Living the Very Important Person lifestyle

By Jeremy Garlick Source:Global Times Published: 2014-6-16 18:38:02

Illustration: Peter C. Espina/GT

 

I was waiting in a long line to board the train when it happened: a smartly dressed young lady with a luggage handler in tow sauntered casually to the front of the queue.

Together this pair, a young woman aged about 25 and a male porter aged about 55, stopped beside a special side gate. A ticket checker quickly ran across to open the gate, in the process revealing the truth of the situation: the young lady had purchased the privilege of being allowed on board the train before the other passengers.

I describe this minor incident in order to discuss a relatively novel phenomenon in China: the rise of the VIP.

In its original English meaning, the term 'VIP' (short for 'Very Important Person') is used to designate a dignitary or celebrity who is accorded special treatment on account of his or her high social status. In China, on the other hand, the acronym seems to be open to acquisition via a financial transaction, and confers on the purchaser the right to be waited on hand and foot. In other words, a VIP in the Chinese sense would seem to be somebody who has paid more money for a service than anybody else.

However, there is undoubtedly more to this new VIP culture than just an extremely high level of luxury travel. The full significance of the term lies in the demeanor of the young lady described earlier. Her face showed that she was clearly enjoying passing by the line of passengers (some of whom had first-class tickets) with an older man trailing behind her like a lapdog.

An important aspect of being a nouveau VIP is not only to be better than mere first-class, but also to attract the envy and admiration of the hoi polloi. At the same time one must not neglect to boost one's own self-image and feeling of having 'arrived'.

This impulse to puff up one's ego is now sufficiently widespread that even local outdoor swimming pools have a VIP section. There, one can imagine, bathers are being served caviar and champagne by fragrant hostesses - or something along those lines.

Although I understand the necessity for companies to turn a profit, I think there are two serious drawbacks in pandering to some people's urge to be pampered and recognized as superior to others.

The first of these disadvantages is the strong possibility of undermining the idea that all the citizens in a state are notionally of equal importance. If some people are officially acknowledged as more important than others merely due to their ability to pay more money, then how can an egalitarian and harmonious society which serves everyone equally be constructed?
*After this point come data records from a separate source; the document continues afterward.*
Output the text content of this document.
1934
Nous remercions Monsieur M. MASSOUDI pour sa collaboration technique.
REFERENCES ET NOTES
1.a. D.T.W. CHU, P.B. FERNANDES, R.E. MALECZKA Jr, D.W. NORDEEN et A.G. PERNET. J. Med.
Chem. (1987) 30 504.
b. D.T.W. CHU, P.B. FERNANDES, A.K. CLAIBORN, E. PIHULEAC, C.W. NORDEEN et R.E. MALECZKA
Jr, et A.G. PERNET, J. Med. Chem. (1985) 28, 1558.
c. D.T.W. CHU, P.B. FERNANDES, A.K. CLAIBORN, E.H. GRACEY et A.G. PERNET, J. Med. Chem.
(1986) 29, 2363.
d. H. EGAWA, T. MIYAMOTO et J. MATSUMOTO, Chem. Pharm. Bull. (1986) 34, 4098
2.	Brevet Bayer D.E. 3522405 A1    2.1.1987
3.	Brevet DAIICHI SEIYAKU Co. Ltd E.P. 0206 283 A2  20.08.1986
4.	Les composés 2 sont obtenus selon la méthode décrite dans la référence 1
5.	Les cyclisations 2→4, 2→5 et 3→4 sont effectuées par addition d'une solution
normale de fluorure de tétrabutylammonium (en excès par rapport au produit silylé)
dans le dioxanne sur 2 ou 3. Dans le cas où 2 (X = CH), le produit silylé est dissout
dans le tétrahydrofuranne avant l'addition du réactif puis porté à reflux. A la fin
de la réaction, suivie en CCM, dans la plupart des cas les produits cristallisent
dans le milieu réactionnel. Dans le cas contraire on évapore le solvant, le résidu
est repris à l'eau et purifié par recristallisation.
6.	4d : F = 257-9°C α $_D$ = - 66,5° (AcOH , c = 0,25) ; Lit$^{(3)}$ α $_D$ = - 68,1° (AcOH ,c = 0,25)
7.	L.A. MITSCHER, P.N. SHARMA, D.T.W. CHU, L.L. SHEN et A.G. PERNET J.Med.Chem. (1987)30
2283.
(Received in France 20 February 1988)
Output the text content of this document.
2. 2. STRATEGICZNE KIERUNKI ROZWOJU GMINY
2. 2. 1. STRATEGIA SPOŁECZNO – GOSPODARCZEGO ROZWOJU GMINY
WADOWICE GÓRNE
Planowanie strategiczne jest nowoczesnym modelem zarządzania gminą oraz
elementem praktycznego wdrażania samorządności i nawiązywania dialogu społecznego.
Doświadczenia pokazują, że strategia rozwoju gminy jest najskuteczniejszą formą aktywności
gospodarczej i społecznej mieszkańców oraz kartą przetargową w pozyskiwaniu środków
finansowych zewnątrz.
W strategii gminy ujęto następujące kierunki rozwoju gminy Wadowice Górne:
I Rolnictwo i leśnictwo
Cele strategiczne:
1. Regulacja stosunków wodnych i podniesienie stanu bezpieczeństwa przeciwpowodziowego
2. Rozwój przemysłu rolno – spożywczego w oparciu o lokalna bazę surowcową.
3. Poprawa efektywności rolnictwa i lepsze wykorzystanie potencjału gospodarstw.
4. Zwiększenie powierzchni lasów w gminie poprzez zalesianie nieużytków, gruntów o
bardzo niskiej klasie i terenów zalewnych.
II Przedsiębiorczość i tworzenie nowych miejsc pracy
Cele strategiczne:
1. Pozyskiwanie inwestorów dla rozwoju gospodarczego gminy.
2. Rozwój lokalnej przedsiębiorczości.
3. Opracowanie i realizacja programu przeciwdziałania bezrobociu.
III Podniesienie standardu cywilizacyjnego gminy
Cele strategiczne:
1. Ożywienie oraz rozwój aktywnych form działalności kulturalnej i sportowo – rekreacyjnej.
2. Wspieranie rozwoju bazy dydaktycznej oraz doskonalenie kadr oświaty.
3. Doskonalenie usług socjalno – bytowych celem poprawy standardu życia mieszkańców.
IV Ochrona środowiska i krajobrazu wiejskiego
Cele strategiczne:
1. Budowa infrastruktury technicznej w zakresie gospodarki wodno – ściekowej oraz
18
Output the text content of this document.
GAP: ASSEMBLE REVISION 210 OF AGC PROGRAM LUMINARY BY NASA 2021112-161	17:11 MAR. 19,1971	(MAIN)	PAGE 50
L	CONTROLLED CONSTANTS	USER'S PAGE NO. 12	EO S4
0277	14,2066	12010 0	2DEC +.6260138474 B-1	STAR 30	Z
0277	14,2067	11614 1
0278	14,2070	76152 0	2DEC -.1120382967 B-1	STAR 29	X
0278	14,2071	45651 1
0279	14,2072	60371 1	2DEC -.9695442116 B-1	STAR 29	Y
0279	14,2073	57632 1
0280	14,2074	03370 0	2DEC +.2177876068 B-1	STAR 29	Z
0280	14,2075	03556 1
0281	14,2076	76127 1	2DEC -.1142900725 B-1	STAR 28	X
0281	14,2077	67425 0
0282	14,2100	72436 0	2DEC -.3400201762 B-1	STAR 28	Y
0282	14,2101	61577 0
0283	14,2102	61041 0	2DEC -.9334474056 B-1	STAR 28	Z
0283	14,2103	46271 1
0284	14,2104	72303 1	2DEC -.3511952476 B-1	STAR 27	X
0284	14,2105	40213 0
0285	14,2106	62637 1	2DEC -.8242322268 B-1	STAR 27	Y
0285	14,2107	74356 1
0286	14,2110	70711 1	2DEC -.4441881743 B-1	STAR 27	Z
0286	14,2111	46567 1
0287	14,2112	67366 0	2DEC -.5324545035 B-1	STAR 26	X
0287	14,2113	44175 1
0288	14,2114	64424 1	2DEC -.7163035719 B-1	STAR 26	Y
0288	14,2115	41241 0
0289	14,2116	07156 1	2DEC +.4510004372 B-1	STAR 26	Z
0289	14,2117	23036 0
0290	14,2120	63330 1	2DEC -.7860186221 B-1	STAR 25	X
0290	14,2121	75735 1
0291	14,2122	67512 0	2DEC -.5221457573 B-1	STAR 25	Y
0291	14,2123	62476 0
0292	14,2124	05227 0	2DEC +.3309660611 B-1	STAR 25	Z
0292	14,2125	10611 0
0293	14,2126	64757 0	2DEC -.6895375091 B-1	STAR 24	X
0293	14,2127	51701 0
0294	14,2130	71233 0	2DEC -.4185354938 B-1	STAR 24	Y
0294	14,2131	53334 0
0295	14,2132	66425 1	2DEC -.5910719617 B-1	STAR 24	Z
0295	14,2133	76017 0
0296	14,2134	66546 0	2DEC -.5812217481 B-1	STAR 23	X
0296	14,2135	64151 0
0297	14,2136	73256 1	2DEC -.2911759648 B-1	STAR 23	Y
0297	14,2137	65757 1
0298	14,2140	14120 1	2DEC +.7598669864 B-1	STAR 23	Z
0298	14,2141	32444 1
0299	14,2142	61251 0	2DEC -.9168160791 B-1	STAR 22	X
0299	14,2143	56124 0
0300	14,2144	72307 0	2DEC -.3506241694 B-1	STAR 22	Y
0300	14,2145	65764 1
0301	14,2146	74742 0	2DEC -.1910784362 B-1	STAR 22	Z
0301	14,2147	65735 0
The other problem with the budding VIP culture is the very real risk of creating a generation that prizes and aspires to luxury, vanity, self-indulgence and high social status above all else. If we want a world full of stuck-up twenty-somethings parading with their noses in the air because they think they are better than everybody else, then encouraging young people to buy artificially-inflated privileges is certainly a good way to set about achieving this goal.

This article was published on the Global Times Metropolitan section Two Cents page, a space for reader submissions, including opinion, humor and satire. The ideas expressed are those of the author alone, and do not represent the position of the Global Times.